OK, so normally, the respiratory mucosa is a bit moist, and at 37 degree Celsius (a normal body temperature), some water molecules exist as water vapor. These molecules create a pressure of their own known as the vapor pressure or pH2O, which is about 47 mm Hg. So the air we breathe in mixes up with these vapors and becomes humidified.
Now, at the end of inspiration, the air pressure within the alveoli becomes equal to the Patm, or the air pressure outside the body, but the composition is a bit different due to the humidification that takes place in the respiratory tract and alveoli. So if we want to know how much of the dry air remains within the alveoli, we have to subtract this vapor pressure from the mixture and then, multiply the dry air pressure with FiO2, to get the amount of oxygen that gets into the alveoli.
OK, now, across the alveolo-capillary membrane, gas exchange is happening all the time.

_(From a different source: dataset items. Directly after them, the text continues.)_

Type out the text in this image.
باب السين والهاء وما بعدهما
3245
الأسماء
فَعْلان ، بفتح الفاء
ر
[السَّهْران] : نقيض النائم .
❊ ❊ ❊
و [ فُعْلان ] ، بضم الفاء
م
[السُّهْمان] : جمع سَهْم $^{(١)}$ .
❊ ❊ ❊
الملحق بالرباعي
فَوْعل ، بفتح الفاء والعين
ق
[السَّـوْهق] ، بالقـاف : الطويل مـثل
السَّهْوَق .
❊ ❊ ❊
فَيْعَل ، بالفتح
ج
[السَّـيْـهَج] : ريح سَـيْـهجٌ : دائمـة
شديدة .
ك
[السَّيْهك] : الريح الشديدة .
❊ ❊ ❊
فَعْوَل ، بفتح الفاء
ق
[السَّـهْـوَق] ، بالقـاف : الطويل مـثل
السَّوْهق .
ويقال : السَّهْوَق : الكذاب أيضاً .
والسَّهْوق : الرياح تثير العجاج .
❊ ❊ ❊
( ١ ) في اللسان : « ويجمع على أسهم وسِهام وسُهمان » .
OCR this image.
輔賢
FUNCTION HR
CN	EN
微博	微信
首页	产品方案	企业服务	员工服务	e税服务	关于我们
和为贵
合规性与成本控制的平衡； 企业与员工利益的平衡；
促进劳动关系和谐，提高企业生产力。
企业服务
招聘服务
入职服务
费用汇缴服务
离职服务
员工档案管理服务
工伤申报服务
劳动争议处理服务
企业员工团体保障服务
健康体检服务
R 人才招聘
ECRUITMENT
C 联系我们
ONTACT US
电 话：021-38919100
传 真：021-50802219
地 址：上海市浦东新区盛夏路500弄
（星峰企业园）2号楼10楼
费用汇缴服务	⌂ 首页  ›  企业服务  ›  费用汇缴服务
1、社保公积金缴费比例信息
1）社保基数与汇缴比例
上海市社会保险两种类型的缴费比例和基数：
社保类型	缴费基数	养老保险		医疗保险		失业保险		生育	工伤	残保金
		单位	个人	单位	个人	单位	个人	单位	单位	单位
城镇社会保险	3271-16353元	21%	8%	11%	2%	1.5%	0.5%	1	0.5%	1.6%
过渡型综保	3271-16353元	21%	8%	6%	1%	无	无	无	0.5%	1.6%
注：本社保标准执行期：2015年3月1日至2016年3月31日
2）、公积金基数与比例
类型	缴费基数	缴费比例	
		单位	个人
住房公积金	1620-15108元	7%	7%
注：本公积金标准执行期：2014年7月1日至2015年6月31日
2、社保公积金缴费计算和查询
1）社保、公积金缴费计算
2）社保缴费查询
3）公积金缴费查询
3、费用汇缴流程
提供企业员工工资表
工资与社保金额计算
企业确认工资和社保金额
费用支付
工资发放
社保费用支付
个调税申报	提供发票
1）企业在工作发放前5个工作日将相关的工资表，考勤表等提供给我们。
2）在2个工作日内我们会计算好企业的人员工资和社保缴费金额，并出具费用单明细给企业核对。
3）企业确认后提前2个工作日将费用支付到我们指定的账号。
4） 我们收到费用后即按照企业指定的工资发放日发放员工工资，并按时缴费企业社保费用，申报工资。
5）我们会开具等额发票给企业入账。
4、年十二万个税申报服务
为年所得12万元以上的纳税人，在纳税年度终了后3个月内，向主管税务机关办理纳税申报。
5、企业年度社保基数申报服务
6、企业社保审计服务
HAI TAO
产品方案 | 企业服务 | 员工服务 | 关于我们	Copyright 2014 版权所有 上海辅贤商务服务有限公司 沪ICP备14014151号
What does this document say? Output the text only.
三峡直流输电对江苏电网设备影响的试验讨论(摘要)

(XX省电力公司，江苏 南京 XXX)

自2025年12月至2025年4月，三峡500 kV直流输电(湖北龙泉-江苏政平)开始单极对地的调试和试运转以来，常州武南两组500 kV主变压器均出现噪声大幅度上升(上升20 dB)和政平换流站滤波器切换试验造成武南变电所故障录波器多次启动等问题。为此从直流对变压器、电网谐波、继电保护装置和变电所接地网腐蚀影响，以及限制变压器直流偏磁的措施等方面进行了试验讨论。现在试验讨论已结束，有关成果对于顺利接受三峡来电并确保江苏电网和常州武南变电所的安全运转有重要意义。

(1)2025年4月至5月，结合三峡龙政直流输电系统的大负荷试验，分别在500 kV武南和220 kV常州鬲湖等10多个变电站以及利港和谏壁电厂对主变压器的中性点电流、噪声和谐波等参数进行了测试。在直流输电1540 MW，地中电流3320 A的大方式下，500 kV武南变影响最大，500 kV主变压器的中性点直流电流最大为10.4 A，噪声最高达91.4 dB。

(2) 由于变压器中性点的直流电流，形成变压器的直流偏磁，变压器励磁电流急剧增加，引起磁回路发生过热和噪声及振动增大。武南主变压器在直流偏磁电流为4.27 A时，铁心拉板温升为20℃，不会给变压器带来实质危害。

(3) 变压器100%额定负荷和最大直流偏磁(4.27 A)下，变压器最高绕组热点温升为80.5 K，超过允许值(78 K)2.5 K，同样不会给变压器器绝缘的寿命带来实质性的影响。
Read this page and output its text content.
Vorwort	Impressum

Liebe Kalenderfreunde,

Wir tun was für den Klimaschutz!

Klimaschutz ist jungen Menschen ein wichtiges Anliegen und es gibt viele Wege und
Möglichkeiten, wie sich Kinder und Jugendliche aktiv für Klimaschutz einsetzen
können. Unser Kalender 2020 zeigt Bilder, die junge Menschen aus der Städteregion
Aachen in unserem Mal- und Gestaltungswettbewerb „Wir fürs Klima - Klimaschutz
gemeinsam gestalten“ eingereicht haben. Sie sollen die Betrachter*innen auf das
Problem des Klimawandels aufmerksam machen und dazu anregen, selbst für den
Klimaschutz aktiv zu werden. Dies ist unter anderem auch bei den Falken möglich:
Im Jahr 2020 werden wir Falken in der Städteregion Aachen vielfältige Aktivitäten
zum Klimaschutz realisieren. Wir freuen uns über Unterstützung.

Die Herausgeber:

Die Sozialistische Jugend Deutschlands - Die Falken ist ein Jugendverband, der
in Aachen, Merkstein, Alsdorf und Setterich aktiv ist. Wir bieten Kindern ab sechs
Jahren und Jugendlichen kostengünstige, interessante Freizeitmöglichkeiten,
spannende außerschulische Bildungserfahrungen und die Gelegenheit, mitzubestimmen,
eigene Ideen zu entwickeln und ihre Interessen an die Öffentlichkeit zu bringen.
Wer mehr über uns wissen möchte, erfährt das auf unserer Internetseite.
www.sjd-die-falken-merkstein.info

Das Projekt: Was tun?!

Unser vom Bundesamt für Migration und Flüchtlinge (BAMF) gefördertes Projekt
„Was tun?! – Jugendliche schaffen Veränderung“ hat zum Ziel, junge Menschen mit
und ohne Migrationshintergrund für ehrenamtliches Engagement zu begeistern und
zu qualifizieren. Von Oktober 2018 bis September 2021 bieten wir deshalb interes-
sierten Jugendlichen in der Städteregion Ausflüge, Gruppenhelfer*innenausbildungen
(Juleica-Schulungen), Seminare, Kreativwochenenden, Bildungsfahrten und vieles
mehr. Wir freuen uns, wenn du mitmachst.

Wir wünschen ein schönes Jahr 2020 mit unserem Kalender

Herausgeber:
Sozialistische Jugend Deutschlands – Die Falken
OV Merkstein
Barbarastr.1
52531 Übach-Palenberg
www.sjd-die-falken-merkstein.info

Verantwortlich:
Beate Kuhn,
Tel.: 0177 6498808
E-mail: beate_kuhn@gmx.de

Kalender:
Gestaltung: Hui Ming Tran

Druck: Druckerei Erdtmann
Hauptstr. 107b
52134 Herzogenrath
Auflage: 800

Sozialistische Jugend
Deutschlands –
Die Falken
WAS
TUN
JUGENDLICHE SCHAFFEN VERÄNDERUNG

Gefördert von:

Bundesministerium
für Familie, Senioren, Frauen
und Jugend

Some oxygen molecules are diffusing across the membrane and binding to the hemoglobin within red blood cells. At the same time, red blood cells are dropping off carbon dioxide which diffuses from the blood, through the membrane, and into the alveoli so that it can be released in exhalation.
OK, let's check the amount of each of the gas crossing the wall. If we assume that there is no carbon dioxide in the inspired air, then that means that all of the carbon dioxide that is in the alveoli must have come from deoxygenated blood in the capillaries. The partial pressure of carbon dioxide in capillaries, or PaCO2, varies between 35 to 45 mm Hg, but let’s take the average, 40 mm Hg, and say that it’s the amount of CO2 that’s diffusing from the blood into the alveolar sacs. Now while this is happening, oxygen is also diffusing in the other direction, from the alveoli to the blood. So we have to determine the amount of oxygen that’s leaving and subtract it from the amount that’s in the alveoli. That gives us the steady state amount of oxygen partial pressure available in the alveoli, or PAO2. The amount of oxygen going into the blood, gets delivered to the body cells where it is used to oxidize substrates. Now, it turns out that there’s a pretty reliable ratio of carbon dioxide entering the alveoli to oxygen entering the blood represented by PaO2, with a little a for arteriole. This ratio is called the respiratory quotient or RQ. Rearranging a bit, that means that the amount of oxygen entering the blood is equal to the amount of carbon dioxide entering the alveoli divided by RQ. RQ varies a bit, but for someone eating a mixed diet, RQ is about 0.8. So, if the amount of carbon dioxide entering the alveoli is 40 mm hg, the amount of oxygen that’s being exchanged would be PaCO2/RQ, or 40 mm hg/0.8 or 50 mm Hg.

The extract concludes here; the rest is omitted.